Everyone was looking at him like he’d grown a second head.
“You would need the encryption key, the original intended template, and the exact code used to make the changes,” Siril-ki said slowly. “I have the template. From the samples retrieved before my people’s fall, I believe I could reverse-engineer the code…but I don’t have Shezarim-ko’s key.”
“Someone in this star system almost certainly did,” Octavio said. “They probably thought they could even override the Sentinels, but you all underestimated just how powerful their emotions could be.”

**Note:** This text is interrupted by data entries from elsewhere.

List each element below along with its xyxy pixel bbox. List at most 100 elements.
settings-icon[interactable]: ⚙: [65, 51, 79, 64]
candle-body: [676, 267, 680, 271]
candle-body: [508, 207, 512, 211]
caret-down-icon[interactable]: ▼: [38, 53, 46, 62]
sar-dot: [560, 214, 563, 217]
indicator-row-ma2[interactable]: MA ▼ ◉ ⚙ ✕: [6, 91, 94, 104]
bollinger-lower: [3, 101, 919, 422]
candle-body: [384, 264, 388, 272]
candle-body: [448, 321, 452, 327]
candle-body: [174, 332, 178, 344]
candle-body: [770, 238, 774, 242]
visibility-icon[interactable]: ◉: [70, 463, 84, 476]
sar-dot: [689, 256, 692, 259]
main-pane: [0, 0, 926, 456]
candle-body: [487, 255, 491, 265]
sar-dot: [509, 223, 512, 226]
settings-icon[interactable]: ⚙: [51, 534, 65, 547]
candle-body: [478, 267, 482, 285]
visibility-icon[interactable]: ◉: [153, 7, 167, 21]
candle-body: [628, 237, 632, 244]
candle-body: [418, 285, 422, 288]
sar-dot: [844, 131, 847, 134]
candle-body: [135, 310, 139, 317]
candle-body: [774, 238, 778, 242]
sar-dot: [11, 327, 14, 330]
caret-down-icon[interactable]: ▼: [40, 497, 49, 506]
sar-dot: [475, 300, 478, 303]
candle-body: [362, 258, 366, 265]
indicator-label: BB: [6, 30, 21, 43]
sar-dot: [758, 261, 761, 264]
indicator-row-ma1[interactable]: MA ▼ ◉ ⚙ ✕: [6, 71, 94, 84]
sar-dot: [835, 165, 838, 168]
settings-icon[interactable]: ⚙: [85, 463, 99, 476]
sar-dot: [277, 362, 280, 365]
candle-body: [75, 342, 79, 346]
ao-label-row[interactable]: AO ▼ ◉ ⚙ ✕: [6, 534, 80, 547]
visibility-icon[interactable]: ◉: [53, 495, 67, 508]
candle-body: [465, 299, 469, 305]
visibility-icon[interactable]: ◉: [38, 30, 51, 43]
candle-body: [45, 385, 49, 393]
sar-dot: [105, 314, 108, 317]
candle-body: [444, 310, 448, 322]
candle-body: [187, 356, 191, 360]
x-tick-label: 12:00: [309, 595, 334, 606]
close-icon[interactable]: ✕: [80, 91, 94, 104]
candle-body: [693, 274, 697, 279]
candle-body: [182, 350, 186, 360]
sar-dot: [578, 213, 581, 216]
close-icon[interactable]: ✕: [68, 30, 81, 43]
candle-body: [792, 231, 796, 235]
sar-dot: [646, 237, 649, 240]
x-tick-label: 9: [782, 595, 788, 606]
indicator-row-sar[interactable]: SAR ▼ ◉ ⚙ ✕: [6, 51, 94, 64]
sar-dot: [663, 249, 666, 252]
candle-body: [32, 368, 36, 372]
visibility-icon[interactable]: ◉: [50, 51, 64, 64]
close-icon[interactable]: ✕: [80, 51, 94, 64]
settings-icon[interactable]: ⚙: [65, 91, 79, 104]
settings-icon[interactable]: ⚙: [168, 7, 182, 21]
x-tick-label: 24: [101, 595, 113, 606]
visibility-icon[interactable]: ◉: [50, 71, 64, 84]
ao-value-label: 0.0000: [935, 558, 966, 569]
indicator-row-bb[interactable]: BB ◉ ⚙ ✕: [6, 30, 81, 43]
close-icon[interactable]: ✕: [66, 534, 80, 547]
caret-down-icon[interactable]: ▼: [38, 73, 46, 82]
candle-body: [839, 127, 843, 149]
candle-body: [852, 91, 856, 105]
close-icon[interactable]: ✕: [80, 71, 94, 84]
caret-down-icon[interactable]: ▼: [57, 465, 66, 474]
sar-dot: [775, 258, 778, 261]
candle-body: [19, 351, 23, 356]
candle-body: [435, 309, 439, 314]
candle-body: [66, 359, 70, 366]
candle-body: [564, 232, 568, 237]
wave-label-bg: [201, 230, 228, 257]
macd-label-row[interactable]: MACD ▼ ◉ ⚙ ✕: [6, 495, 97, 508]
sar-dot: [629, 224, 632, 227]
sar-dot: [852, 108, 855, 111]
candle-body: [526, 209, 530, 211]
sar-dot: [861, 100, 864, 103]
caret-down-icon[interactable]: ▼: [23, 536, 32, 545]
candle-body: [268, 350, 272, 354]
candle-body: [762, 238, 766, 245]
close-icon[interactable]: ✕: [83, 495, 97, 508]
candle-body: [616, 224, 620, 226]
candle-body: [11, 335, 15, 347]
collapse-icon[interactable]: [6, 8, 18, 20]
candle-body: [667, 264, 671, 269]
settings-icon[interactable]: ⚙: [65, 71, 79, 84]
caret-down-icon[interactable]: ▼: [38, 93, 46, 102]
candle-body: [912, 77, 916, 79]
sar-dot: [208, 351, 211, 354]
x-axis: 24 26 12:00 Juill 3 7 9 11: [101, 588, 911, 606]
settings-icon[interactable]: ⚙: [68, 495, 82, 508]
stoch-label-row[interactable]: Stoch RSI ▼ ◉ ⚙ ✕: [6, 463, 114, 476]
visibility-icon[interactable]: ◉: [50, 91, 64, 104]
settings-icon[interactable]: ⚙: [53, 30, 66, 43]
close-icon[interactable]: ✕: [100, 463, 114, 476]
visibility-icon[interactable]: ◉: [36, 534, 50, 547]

“I think there’s two things that might help us, sir,” McGill told them all, the tactical officer looking thoughtful. “They both point to the same thing, really.”
“And they are, Commander?” Octavio asked.
“Our scans suggest that the final bombardment was carried out by at least ten ships,” she said. “I think at least seven of the Sentinel wrecks and one of the Guardian swarms are newer than the rest. I don’t know which ones, but the data suggests that someone came along when this was all over and wrecked most of the Sentinels.
“Which leads to my second question, sir,” McGill noted. “We followed a colony ship from Assini. A massive reaction-drive vessel capable of carrying millions of colonists or thousands of active crew.